Social Engineering Fraud: Is Your Business Insured Against Phishers To A Good Point?

What is social engineering fraud? You may think you don’t know, but you do. In fact, it has already been attacked repeatedly and recently, probably even today. Social engineering fraud is a leading cause of data breaches and has led to the theft of billions of dollars. So what exactly is this?

According to Interpol, that is correct, Interpol, Social engineering fraud is a type of scam that tricks, tricks, or manipulates victims into initiating money transfers or revealing confidential and personal information that can then be used for illegal purposes. It relies on person-to-person interaction, not weapons or hackers, to perpetrate a crime.

Phishing is the most common form of social engineering fraud. Phishers send unsolicited emails that look like legitimate requests for payment or information. The same technique can be performed over the phone (“Vishing”) or text message (“SMishing”). Phishers often pose as real companies by using real logos and the like (“counterfeit”) emails. Their emails usually include a call to action.

Statistics indicate that phishing rates have decreased in recent years. However, spear phishing rates are increasing. Unlike the wide web launched by phishers, spear phishers target specific individuals within an organization, particularly those with access to finances or confidential information.

For example, spear phishers posing as the CEO of an Austrian aerospace company used a corporate email compromise attack to convince an employee to transfer nearly $ 50 million to an account for a bogus acquisition project. (Spear phishing is also known as whaling or CEO fraud.) The spear phishing emails were also used to obtain the password for a Gmail account used by Hillary Clinton’s campaign chairman.
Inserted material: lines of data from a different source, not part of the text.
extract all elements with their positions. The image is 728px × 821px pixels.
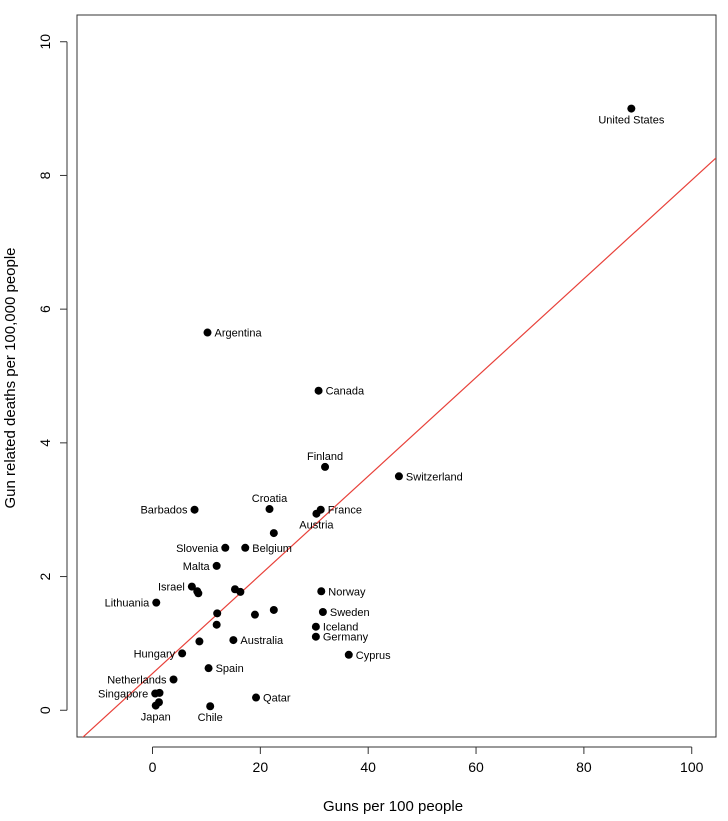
- point-label: Qatar: [263, 693, 291, 705]
- y-tick-label: 2: [37, 572, 53, 580]
- data-point: [212, 620, 221, 629]
- data-point: [221, 543, 230, 552]
- data-point: [252, 693, 261, 702]
- data-point: [152, 598, 161, 607]
- data-point: [311, 632, 320, 641]
- point-labels-group: United States Argentina Canada Finland Switz…: [98, 115, 665, 725]
- point-label: Lithuania: [105, 598, 151, 610]
- x-axis-title: Guns per 100 people: [323, 798, 463, 815]
- x-tick-label: 100: [680, 759, 704, 775]
- data-point: [394, 472, 403, 481]
- point-label: Netherlands: [107, 675, 167, 687]
- data-point: [321, 462, 330, 471]
- data-point: [250, 610, 259, 619]
- y-tick-label: 6: [37, 305, 53, 313]
- data-point: [241, 543, 250, 552]
- point-label: Cyprus: [356, 650, 391, 662]
- point-label: Israel: [158, 582, 185, 594]
- data-point: [236, 587, 245, 596]
- x-axis: 0 20 40 60 80 100: [149, 746, 704, 775]
- regression-line-group: [82, 157, 716, 737]
- data-point: [194, 589, 203, 598]
- data-point: [155, 688, 164, 697]
- data-point: [212, 561, 221, 570]
- data-point: [265, 505, 274, 514]
- point-label: Barbados: [140, 505, 188, 517]
- point-label: Belgium: [252, 543, 292, 555]
- data-point: [314, 386, 323, 395]
- data-point: [206, 702, 215, 711]
- y-axis-title: Gun related deaths per 100,000 people: [2, 247, 19, 508]
- data-point: [312, 509, 321, 518]
- data-point: [178, 649, 187, 658]
- data-point: [311, 622, 320, 631]
- y-tick-label: 8: [37, 171, 53, 179]
- x-tick-label: 60: [468, 759, 484, 775]
- point-label: Argentina: [214, 328, 262, 340]
- y-tick-label: 4: [37, 439, 53, 447]
- point-label: Hungary: [134, 648, 176, 660]
- point-label: France: [328, 505, 362, 517]
- point-label: Chile: [198, 712, 223, 724]
- x-tick-label: 0: [149, 759, 157, 775]
- x-tick-label: 80: [576, 759, 592, 775]
- point-label: Slovenia: [176, 543, 219, 555]
- point-label: Spain: [216, 663, 244, 675]
- x-tick-label: 20: [253, 759, 269, 775]
- point-label: Switzerland: [406, 471, 463, 483]
- point-label: Norway: [328, 586, 366, 598]
- plot-frame: [76, 14, 717, 738]
- point-label: Australia: [240, 635, 284, 647]
- data-point: [269, 529, 278, 538]
- point-label: Finland: [307, 451, 343, 463]
- point-label: Canada: [326, 386, 365, 398]
- points-group: [151, 104, 636, 711]
- data-point: [229, 636, 238, 645]
- data-point: [204, 664, 213, 673]
- data-point: [169, 675, 178, 684]
- x-tick-label: 40: [360, 759, 376, 775]
- data-point: [344, 650, 353, 659]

Despite its many forms, social engineering fraud generally incorporates the following distinctive elements:

  • Identification of objectives. Criminals often use open source intelligence, social media, and corporate websites to profile potential targets, develop an accurate picture of the organization, and identify key executives and members of the finance team.
  • Grooming relationships. Specific individuals are contacted through emails incorporating publicly available information and social media profiles to make them more likely to be read and viewed as authentic. This process can take days, weeks, or months.
  • Exploitation of vulnerabilities. Once the targets are convinced that they are dealing with an authorized person about a legitimate business transaction, they are asked to perform a routine or legitimate function. For example, they may receive wiring instructions or requests for formal-looking documents or information.
  • Execution of fraud. Inadvertently transferred funds are immediately transferred to another account. The confidential information that was disclosed is immediately used to perpetrate additional crimes, usually identity theft.

Social engineering fraud poses a serious risk to all businesses, particularly small and medium-sized businesses, which are hit the hardest. According to the Federal Bureau of Investigation, spear phishing scams continue to grow, evolve, and target businesses of all sizes. Since January 2015, there has been a 1,300 percent increase in identified losses, totaling more than $ 3 billion.

Many companies mistakenly believe that losses attributed to social engineering fraud will be covered by their standard commercial insurance policies. Unfortunately, this error is often not revealed until it is too late. Standard commercial insurance policies have a number of coverage gaps when it comes to losses of this type.

Standard commercial general liability and property insurance policies are not designed to protect against social engineering fraud, so a lack of coverage should be expected. However, what is not normally expected are coverage gaps in policies that otherwise seem adequate to protect against these losses.

For example, although social engineering fraud generally takes place online, it does not necessarily involve hacking or compromising computer systems. So, depending on the circumstances, coverage may be denied under a standard cyber liability insurance policy. And, since victims ultimately send money knowingly and voluntarily, coverage can also be denied under a standard crime or fidelity policy.

Social engineering fraud endorsements are available to fill these coverage gaps. They are specifically designed to cover the unique risks posed by social engineering fraud, including:

  • supplier or supplier impersonation;
  • executive personification; and
  • customer spoofing.

Losses from social engineering fraud can be devastating. All companies should review their insurance policies to identify and address any actual or potential coverage gaps. Unfortunately, when it comes to social engineering fraud, implementing safeguards, maintaining awareness, and educating employees isn’t always enough.